Disillusionment from Obama’s most fervent supporters began soon after the election. In those heady days he might have entrusted the ailing economy to liberals — say, Nobel-winner Joseph Stiglitz and Harvard professor Elizabeth Warren, as father and mother figures — but instead named two Wall Street insiders, Lawrence Summers and Timothy Geithner, to ensure business as usual. He didn’t close the Guantanamo detention center, as he had promised, though he did order a halt to “enhanced interrogation techniques” such as waterboarding (as John McCain surely would have done had he been elected). And Obama couldn’t budge the Senate and House Republicans, whose brilliant tactic of blanket obstructionism defeated much of his legislation and vitiated the rest.
(READ: Michael Grunwald on the GOP as the Party of No)
Faced with unanimous GOP opposition when his party controlled both chambers in his first two years, Obama could have blossomed into the fearless, fearsome liberal/socialist/communist of his detractor’s nightmares. But that would have betrayed his instincts as a community organizer — his confidence that charm and eloquence could win over his enemies. So he kept compromising, as the other side either held firm or pushed back the goal posts, voting against legislation they had previously supported. Let the Nobel committee give him a premature Peace Prize; the House and Senate Republicans would deny him any favors, correctly judging that Obama’s push would never come to shove. Indeed, if the President’s character has a tragic flaw, it is that he could not summon the rage to confront his foes and get something done.

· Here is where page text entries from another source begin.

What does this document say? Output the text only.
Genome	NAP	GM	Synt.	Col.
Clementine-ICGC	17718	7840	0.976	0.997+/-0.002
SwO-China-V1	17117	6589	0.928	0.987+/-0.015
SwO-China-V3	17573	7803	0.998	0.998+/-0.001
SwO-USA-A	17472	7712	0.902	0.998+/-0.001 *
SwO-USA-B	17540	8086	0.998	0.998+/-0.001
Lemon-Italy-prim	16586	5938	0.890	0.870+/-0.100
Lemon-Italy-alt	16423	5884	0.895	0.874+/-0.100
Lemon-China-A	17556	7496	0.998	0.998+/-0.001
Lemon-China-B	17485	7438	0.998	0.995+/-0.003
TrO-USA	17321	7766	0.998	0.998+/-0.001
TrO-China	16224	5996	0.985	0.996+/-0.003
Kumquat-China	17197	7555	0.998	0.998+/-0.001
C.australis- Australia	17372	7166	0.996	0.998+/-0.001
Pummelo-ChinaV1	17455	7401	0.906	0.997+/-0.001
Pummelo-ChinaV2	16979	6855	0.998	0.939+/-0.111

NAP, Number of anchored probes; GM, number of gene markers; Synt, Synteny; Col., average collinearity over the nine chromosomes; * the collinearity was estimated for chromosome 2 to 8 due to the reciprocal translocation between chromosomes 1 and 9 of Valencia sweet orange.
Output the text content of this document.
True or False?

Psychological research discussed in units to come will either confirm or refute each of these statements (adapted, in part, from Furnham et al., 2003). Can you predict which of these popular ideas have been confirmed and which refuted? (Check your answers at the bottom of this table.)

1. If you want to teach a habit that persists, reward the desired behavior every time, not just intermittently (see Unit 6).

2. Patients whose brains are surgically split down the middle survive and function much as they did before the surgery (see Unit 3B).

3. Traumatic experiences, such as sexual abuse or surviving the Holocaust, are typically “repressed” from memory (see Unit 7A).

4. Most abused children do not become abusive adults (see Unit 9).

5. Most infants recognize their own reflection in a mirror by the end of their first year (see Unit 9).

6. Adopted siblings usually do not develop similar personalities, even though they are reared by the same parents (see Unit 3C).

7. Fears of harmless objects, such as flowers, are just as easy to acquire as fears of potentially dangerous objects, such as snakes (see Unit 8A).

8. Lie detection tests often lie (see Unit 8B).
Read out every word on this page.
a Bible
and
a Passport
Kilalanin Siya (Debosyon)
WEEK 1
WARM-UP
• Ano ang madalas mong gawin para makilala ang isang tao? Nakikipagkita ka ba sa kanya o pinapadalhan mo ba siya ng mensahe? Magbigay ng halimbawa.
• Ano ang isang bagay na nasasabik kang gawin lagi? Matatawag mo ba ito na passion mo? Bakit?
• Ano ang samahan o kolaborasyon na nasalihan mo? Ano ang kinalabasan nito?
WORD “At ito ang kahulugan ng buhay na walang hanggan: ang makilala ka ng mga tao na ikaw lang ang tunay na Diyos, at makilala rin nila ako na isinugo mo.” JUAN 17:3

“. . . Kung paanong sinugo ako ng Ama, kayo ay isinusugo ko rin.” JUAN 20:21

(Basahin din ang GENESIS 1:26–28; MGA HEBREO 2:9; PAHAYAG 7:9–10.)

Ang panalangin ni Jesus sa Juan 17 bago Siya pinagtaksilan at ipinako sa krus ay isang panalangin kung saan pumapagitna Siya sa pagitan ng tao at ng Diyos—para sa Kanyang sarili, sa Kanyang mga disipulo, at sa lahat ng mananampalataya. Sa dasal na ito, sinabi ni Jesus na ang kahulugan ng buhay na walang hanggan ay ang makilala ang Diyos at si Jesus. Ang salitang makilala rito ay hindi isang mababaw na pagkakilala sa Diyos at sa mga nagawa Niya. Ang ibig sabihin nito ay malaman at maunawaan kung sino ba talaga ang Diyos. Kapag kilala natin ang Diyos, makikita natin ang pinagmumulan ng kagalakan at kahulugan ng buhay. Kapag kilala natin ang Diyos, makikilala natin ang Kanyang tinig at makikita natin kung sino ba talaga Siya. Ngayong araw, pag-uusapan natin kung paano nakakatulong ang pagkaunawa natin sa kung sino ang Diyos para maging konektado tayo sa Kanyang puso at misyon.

In the movie, the Hoover Institution’s Shelby Steele, also born of a black man and a white woman, argues that Obama won the 2008 election because “People want to be able to tell their grandchildren that they voted for Barack Obama… The reason he’s in the White House is because of his race, his blackness.” No doubt that some people voted for Obama primarily because he was an African American, and that many did not. Nearly four years later, though, Obama has achieved virtually nothing that had not been proposed of enacted by Republican Presidents before him. The Left may wish he could boast of even half the interest rates today that the liberal legislation that Richard Nixon muscled through: creating the EPA, OSHA, Title IX and the Consumer Product Safety Commission; fighting a 1971 recession with deficit spending (“Now I am a Keynesian,” Nixon famously said); and proposing a single-payer health care plan that was nixed by Ted Kennedy. The modern equivalent to that record would be a résumé a liberal President could be proud to run on.
(READ: Mary Corliss’ review of Michael Moore’s Capitalism: A Love Story)
“He came into the White House,” D’Souza says in the movie, “on the basis of promise, of hope.” The Left hoped he would realize their dreams; he hasn’t, and most liberals will vote again for him less for what he’s achieved than for what he’s running against. But since Obama has done so little for, or to, the country, why is he alienized by D’Souza and demonized by the loopier critics to his right? Because it works. Because the righteous right can be energized when it has something to hate. And if there’s one job Barack Obama is qualified for, it’s to be the black-and-white doll that his detractors can stick pins in — believing that, by doing so, they can exorcise the smiling Satan that captured America in 2008, and could unleash Hell on Earth by 2016.